Ernesto Estévez era un preso normal; más que normal, camaleónicamente normal. Se mimetizaba a la perfección con las paredes, las mesas, las mantas, los productos del supermercado… No destacaba por nada, se portaba bien; pero no excesivamente bien, simplemente bien. Nunca se le echaba en falta en ninguna parte. Era el perfecto escaqueado, por naturaleza. No le costaba ningún esfuerzo.

 

Nadie pensaría que tendría intenciones de fugarse; ni lo contrario. Nadie pensaría que no tendría ninguna intención de hacerlo.

 

Su celda estaba al final de un corredor poco transitado… y se le ocurrió la idea. Intentaría la fuga. Tranquilamente, sin nervios ni prisas; lo intentaría.

 

Había visto en alguna película que una cucharilla era válida como medio de excavación. Era lento, lentísimo; pero ¿qué prisa tenía?

 

Al fondo de la celda había un mueble, donde él guardaba sus escasas pertenencias. Encajaba perfectamente en la pared y cubría una importante superficie de ella. Por allí comenzaría la excavación.

 

Sabía que la pared daba a los muros exteriores de la prisión. Podría tratarse de más de un metro de muro y estaba en un segundo piso. Iba a necesitar la complicidad de otros presos, pero eso ya lo planificaría más tarde. De momento se iba a limitar a excavar; con paciencia, sin ruido, muy poco a poco…

 

Y comenzó a excavar. Cada noche, retiraba, con sumo cuidado, el mueble y, metódicamente, avanzaba con la cucharilla. Tras una o dos horas de trabajo, recogía las pequeñas cantidades de materiales excavados, las guardaba en unos hatillos, colocaba el mueble en su lugar y se dormía placidamente. Durante el día, depositaba los residuos en algunos de los contenedores o montones de residuos, esparcidos por toda la prisión.

 

Pasó una semana, un mes, varios meses… Ya podía introducir su cuerpo hasta el tórax en el agujero practicado; y el trabajo seguía y seguía.

 

Y seguía y seguía.
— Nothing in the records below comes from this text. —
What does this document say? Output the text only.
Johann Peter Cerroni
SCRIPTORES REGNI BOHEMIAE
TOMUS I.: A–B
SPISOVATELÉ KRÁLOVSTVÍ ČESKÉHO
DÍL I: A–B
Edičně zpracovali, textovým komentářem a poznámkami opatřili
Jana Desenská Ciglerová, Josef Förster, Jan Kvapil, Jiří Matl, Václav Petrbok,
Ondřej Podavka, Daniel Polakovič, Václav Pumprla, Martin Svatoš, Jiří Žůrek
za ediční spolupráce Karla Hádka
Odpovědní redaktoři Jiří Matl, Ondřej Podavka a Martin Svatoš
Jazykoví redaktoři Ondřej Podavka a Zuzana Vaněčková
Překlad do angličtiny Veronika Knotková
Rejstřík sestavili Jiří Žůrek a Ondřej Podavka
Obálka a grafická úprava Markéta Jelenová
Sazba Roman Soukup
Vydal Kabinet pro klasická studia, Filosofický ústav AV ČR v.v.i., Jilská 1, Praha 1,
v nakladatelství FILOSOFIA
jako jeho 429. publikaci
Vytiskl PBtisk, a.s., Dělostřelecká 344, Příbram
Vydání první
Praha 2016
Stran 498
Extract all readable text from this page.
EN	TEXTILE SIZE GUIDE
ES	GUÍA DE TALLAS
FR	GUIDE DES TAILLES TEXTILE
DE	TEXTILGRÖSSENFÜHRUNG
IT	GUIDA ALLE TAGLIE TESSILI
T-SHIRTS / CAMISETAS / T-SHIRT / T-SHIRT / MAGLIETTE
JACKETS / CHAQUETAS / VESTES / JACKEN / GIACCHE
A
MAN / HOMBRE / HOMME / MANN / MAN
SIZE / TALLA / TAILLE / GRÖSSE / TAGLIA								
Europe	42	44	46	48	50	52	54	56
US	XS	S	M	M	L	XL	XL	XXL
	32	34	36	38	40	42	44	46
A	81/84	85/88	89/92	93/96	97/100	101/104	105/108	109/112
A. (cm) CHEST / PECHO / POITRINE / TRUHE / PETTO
Y él estaba tranquilo. “Si me pillan, que me pillen; veinte años son muchos; unos pocos arriba o abajo…”.

 

Una noche le pareció, ¿era posible?, que alguien excavaba justo en dirección contraria a la suya. Oía un ruido idéntico al que él hacía, y parecía que el ruido se acercaba. ¿alguien excavaba hacia el interior de la celda? “Debe de ser un efecto del cansancio”- se dijo. Y siguió.

 

Cada noche oía más cercana la excavación inversa. “¿Excavación inversa? ¿me estoy volviendo loco? “.

 

Pero cada día era más evidente, y una noche…

 

Su cucharilla chocó con otra cucharilla exactamente igual. Al principio, los dos pequeños utensilios quedaron inmóviles. Unos segundos, quizá un minuto… Luego las dos cucharillas empezaron a agrandar el agujero de conexión. Con idénticos movimientos, a la misma velocidad, al mismo ritmo.

 

Se abrió un boquete de la extensión de su cara… y, al otro lado, vio su propio rostro, ¡la cara aterrada de Ernesto Estévez!; y detrás de ella, con dificultad, vio su propia celda. Al fondo estaban los barrotes de entrada a la celda; y allí estaba el guardia nocturno observando el meritorio resultado de la excavación.